We again see consistent results with the CIFAR-10 dataset. The two dropout methods and decorrelation improve the accuracy on the test set, while the others are about the same as without normalization. In this case, the drophead method performs the best.

Further Research

Further research is needed to further improve the generalizability of this transformer architecture for these datasets. The model still has overfitting issues, even with high regularization and so more research with different architectures or regularization methods is needed to improve the study. Further comparison of regularization methods on alternative datasets and types of data, such as text, would also be valuable to look at.

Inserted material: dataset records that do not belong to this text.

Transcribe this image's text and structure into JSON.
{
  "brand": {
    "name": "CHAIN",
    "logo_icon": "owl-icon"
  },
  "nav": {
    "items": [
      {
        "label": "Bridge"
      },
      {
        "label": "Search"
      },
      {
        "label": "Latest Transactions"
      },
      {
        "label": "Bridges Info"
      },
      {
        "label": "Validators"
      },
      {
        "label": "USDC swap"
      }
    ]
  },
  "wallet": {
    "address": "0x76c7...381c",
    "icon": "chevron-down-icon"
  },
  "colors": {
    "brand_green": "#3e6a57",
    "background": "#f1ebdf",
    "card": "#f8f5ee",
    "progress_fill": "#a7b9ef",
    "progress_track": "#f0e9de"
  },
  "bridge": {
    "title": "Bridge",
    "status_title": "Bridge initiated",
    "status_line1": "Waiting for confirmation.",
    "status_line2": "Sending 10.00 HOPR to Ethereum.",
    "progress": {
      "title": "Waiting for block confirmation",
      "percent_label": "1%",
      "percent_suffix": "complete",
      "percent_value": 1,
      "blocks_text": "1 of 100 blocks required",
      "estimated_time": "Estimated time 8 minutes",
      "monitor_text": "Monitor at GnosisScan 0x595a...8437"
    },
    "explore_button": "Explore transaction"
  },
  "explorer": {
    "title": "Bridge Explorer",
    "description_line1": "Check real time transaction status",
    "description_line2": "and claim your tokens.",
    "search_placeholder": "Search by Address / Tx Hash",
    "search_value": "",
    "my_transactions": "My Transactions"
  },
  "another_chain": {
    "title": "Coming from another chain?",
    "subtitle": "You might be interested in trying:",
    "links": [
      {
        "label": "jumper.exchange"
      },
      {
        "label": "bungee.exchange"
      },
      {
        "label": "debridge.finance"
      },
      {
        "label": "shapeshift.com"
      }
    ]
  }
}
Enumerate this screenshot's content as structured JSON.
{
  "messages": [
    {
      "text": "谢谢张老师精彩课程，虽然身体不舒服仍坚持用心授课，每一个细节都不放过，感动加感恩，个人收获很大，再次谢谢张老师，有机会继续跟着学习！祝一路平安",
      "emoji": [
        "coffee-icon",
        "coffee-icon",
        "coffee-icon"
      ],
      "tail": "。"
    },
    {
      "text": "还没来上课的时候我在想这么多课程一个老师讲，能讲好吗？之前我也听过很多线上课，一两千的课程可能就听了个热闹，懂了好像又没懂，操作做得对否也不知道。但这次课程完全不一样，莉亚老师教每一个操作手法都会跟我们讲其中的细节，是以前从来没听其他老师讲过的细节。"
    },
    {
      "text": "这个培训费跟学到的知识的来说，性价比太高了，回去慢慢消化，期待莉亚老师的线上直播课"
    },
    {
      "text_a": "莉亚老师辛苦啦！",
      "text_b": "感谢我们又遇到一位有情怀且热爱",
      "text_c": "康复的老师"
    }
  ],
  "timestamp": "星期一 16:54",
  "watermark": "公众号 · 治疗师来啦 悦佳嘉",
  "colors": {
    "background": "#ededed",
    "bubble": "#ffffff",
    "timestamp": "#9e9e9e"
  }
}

Regularization is an important tool to reduce overfitting and improve the generalizability of a model. The results show that adding various forms of regularization can improve the results of a model, but our implementations did not cause dramatic change to the ability of the model to generalize to the test set. Most of the models still had a very large gap between their training accuracy and test accuracy. However, we did see notable improvements for both the dropout models and the decorrelation model. The dropout models were the only models that added regularization such that the model could not perfectly memorize the training set. Therefore, their training accuracy was significantly lower but they also had higher test accuracy. Additionally, the decorrelation model was also successful. While the model followed a similar pattern during training to the model without regularization, the test accuracy was generally higher, suggesting the added error did force the model to learn different parameters. Therefore, based on these results, adding regularization can be helpful in improving the generalizability of transformer models, especially when they have limited data. The other methods, such as the noise based methods, normalization, and relaxation did not appear to have a significant effect on training or test outputs. It is likely that alternative parameters or architectures are needed to realize their effect. Lastly, while this analysis was only completed using vision transformers, different datasets or network architectures may have significantly different results. Therefore, these other regularization methods may be more successful in other contexts. However, these tests prove that there are circumstances in which regularization can have a beneficial effect on transformer performance and is therefore a worthwhile experiment when dealing with overfitting transformers.